Friday, April 19, 2019

Places Remembered

I've been thinking about setting -- particularly in the wake of the fire at Notre Dame. I was in Paris for the second time a few years ago. That time around I was traveling with my aunt and we were visiting her son and his family. We traveled from the house they had bought in Normandy to Paris. At the time I was looking ahead, scouting out the setting for a future book in my Lizzie Stuart series. I was already planning to send Lizzie and John Quinn to France on their honeymoon.

Lizzie, my history nerd, would walk through Paris with guidebook in hand. How could she not have gone to Notre Dame? Undoubtedly a scene would have happened there. Maybe she would have seen someone or heard something. Maybe had a glimpse of another character I already know will appear in that book.

That book isn't the next in the series, but the one after. I've been debating France, but it is the destination I've always had in mind if Lizzie and Quinn make it to the altar. I've also recently considered Ireland because of Quinn's family ties. But if they should go to Paris, I need to make a choice. The series is in the recent past. The honeymoon would happen during the first week of January 2005. So what about Notre Dame?  How does one handle a setting that has changed in an event that was deeply emotional for many people?

This gets to the larger question of recovering the past. As my fellow Type-Mers have discussed, setting is important. I, too, spend time in the field, exploring the places where my books and short stories are set. It is disconcerting to discover how much real-life settings change. This is less of an issue writing in the recent past or near future. Enough is there to have a sense of how it once looked or will look in an imagined future. But when the setting has only a marker and the surrounding area has changed, one is left only with photos.

I need to go to the site of the 1939 New York World's Fair. Knowing how little remains from the fair, I haven't rushed to make the pilgrimage. But I will eventually. Standing there, with map and photo book, I hope I will be able to get the "lay of the land".

And if  Lizzie goes to Notre Dame in 2005, I'll need to figure out how to treat the tragedy of the fire with respect while being true to what she would have seen and commented on.


Anonymous said...

Going out on a limb now, because I have felt the embarrassment of suggesting to a well-known author how she might/could/should write the next book, receiving in response a polite blank stare.

I would have Lizzie gaze on aspects of the cathedral known to be immune to change at the time of the book (the oldest artifacts, the view from across the river, a glimpse of the gargoyles, the general atmosphere outside and inside, the crowds, individuals who are clearly art history buffs or pious and devout or idle spectators.....and then perhaps reflect on how she will always carry these memories into the rest of her life regardless of what time and change may bring.

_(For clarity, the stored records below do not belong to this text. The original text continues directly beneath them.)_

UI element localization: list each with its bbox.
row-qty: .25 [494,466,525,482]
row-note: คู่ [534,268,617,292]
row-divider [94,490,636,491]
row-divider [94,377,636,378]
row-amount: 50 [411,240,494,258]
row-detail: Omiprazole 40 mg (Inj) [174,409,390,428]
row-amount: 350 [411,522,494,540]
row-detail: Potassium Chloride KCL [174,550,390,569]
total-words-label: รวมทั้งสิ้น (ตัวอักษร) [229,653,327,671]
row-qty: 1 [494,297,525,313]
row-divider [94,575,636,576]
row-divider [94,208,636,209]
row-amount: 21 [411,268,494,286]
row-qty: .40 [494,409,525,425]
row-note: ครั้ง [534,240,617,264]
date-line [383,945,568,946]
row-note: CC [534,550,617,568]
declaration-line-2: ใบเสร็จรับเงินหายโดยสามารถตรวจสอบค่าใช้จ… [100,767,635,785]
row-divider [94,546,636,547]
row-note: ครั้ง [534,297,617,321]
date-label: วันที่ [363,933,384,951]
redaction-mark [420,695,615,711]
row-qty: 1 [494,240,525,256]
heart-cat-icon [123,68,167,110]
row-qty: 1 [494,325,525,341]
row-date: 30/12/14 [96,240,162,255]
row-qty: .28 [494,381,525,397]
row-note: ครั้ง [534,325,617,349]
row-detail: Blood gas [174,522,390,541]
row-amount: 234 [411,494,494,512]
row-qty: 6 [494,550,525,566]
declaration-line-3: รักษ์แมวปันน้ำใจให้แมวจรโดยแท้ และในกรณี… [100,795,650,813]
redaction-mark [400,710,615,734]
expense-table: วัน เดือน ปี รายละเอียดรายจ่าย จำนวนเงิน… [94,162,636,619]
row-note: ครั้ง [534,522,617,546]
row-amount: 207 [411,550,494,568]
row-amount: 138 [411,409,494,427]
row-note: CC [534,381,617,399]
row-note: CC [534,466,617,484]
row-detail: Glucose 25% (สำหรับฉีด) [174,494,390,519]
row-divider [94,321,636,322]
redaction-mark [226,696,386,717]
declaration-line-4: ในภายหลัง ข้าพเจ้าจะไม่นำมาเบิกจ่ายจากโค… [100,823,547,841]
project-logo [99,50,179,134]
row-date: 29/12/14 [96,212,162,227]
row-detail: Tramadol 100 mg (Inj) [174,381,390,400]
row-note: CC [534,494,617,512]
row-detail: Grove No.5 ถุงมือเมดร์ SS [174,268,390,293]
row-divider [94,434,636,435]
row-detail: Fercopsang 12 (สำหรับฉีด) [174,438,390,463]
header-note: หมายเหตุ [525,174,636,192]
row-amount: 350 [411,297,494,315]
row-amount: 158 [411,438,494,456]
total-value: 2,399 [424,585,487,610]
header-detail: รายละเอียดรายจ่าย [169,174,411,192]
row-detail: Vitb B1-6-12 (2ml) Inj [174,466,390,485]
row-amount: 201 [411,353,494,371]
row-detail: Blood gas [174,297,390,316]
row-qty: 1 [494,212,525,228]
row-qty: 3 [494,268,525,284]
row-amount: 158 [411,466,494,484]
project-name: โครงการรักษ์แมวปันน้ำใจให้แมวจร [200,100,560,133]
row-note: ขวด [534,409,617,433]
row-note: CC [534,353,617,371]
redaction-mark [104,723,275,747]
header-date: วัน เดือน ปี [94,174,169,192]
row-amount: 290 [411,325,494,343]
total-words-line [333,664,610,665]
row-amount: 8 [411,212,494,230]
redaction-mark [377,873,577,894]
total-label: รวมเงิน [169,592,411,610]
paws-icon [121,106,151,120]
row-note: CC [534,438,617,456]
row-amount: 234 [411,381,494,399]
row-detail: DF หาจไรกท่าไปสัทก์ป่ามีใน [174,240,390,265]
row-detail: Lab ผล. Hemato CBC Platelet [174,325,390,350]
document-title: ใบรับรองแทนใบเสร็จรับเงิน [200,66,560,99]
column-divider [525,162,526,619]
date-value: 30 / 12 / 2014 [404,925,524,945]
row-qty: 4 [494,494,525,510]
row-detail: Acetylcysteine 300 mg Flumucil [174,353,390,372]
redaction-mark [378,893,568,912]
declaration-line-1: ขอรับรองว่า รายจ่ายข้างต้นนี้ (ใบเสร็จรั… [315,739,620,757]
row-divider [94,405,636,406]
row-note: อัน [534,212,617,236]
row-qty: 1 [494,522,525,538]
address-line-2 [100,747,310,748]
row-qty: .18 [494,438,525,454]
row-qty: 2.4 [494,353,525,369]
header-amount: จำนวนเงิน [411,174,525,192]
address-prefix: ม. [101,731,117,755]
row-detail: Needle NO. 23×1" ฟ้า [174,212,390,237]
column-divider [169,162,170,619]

Maybe a little anticipatory nostalgia here. (At age 8 I said to myself, jumping over a little hill in my side yard, "I'll always remember this." And I always have, even though my little leap was completely ordinary. Surely Lizzie can do this splendidly with such an important event.)

Frankie Y. Bailey said...

Thank you, Anonymous, that's a wonderful suggestion! That approach will allow me to use the setting, but acknowledge the future with the "always remember." And this is certainly in keeping with how Lizzie sees the world.